Raul Castro Fernandez (University of Chicago)

In this talk, I will present preliminary work on a new architecture (Data Station) to facilitate data sharing within and across organizations. Data Stations depart from modern data lakes in that both data and derived data products, such as machine learning models, are sealed and cannot be directly seen, accessed, or downloaded by anyone. Data Stations do not deliver data to users; instead, users bring questions to data. This inversion of the usual relationship between data and compute mitigates many of the security risks that are otherwise associated with sharing and working with sensitive data. In the talk, I will motivate the need for data sharing, present the Data Station architecture, explain how this new architecture helps with data sharing, and finish with some technical challenges we are currently addressing. I will also aim to cast this work in the larger research agenda on the economics of data (including data markets) that my group is working on at the University of Chicago.

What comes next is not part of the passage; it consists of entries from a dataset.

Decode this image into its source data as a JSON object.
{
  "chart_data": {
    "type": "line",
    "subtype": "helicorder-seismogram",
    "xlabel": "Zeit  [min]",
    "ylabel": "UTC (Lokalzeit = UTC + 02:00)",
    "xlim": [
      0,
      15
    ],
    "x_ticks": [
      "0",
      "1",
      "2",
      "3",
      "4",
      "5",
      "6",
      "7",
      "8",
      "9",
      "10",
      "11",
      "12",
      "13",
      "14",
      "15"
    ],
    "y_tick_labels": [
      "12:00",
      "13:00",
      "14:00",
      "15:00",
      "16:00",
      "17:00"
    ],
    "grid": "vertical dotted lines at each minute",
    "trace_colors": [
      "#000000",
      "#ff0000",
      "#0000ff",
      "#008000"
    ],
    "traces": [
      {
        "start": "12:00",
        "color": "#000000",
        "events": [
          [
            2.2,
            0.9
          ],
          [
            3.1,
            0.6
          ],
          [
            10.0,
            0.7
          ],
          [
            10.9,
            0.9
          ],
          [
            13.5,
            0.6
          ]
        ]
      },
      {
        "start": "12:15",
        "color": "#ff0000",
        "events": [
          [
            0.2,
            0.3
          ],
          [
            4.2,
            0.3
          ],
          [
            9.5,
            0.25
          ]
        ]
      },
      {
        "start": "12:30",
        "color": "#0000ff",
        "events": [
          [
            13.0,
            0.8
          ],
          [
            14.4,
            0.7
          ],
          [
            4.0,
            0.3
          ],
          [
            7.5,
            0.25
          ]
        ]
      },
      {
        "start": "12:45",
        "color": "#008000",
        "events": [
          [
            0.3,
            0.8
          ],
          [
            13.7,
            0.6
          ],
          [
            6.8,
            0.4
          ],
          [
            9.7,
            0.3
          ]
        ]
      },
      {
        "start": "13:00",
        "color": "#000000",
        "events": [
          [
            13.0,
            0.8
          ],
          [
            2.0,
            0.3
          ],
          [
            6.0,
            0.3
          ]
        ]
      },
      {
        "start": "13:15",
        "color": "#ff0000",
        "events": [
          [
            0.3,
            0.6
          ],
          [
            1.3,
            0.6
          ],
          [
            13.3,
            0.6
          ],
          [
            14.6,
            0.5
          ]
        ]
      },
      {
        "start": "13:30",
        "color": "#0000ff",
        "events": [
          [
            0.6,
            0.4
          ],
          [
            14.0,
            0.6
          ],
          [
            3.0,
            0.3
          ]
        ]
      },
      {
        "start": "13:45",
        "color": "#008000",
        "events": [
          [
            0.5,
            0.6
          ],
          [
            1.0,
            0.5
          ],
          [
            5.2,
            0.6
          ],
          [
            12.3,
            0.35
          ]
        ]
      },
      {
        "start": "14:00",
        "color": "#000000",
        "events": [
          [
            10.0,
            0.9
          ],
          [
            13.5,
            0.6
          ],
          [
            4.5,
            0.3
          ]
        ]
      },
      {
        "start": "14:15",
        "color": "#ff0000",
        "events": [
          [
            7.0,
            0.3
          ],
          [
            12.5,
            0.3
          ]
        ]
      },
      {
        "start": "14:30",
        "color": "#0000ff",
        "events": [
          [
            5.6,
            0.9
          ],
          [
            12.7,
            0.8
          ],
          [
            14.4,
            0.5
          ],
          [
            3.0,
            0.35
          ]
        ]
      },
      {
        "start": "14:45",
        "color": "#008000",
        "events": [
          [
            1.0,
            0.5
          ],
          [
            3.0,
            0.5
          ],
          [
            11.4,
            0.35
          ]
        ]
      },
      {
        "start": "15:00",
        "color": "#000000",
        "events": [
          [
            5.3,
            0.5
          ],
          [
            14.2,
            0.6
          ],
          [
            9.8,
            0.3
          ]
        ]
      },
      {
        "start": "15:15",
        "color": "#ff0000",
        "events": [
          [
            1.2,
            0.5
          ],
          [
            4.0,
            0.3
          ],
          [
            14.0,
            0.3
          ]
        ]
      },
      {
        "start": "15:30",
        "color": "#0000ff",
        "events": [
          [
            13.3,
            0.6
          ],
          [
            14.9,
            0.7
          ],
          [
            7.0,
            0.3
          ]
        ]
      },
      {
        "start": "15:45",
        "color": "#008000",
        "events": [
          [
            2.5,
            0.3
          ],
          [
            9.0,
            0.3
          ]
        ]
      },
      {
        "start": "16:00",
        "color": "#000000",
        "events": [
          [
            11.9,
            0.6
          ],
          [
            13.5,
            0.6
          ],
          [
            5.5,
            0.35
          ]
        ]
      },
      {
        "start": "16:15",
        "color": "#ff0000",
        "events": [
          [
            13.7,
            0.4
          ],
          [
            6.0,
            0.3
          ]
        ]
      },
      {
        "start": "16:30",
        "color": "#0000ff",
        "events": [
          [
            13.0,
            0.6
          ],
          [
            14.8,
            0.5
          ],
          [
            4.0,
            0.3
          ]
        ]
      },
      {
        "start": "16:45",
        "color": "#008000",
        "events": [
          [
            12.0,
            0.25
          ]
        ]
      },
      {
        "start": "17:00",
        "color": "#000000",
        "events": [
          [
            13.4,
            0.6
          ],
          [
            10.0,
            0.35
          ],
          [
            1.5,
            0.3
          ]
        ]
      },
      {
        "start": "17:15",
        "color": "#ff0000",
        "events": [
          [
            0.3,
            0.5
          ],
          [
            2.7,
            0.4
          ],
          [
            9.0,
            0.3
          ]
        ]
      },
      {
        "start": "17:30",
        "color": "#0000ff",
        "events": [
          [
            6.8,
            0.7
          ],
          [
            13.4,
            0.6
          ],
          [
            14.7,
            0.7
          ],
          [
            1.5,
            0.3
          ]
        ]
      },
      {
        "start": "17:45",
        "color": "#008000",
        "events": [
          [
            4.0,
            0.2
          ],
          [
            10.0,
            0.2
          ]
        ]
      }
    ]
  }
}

I am an assistant professor in Computer Science at The University of Chicago. I am interested in all kinds of data problems, and for the last two years, I have been thinking a lot about the economics of data, data markets, and data sharing architectures. Before UChicago, I was a postdoc at MIT, working with Sam Madden and Michael Stonebraker on data discovery and integration. Before, I completed my PhD at Imperial College London, working with Peter Pietzuch on distributed and data processing problems, including stream processing.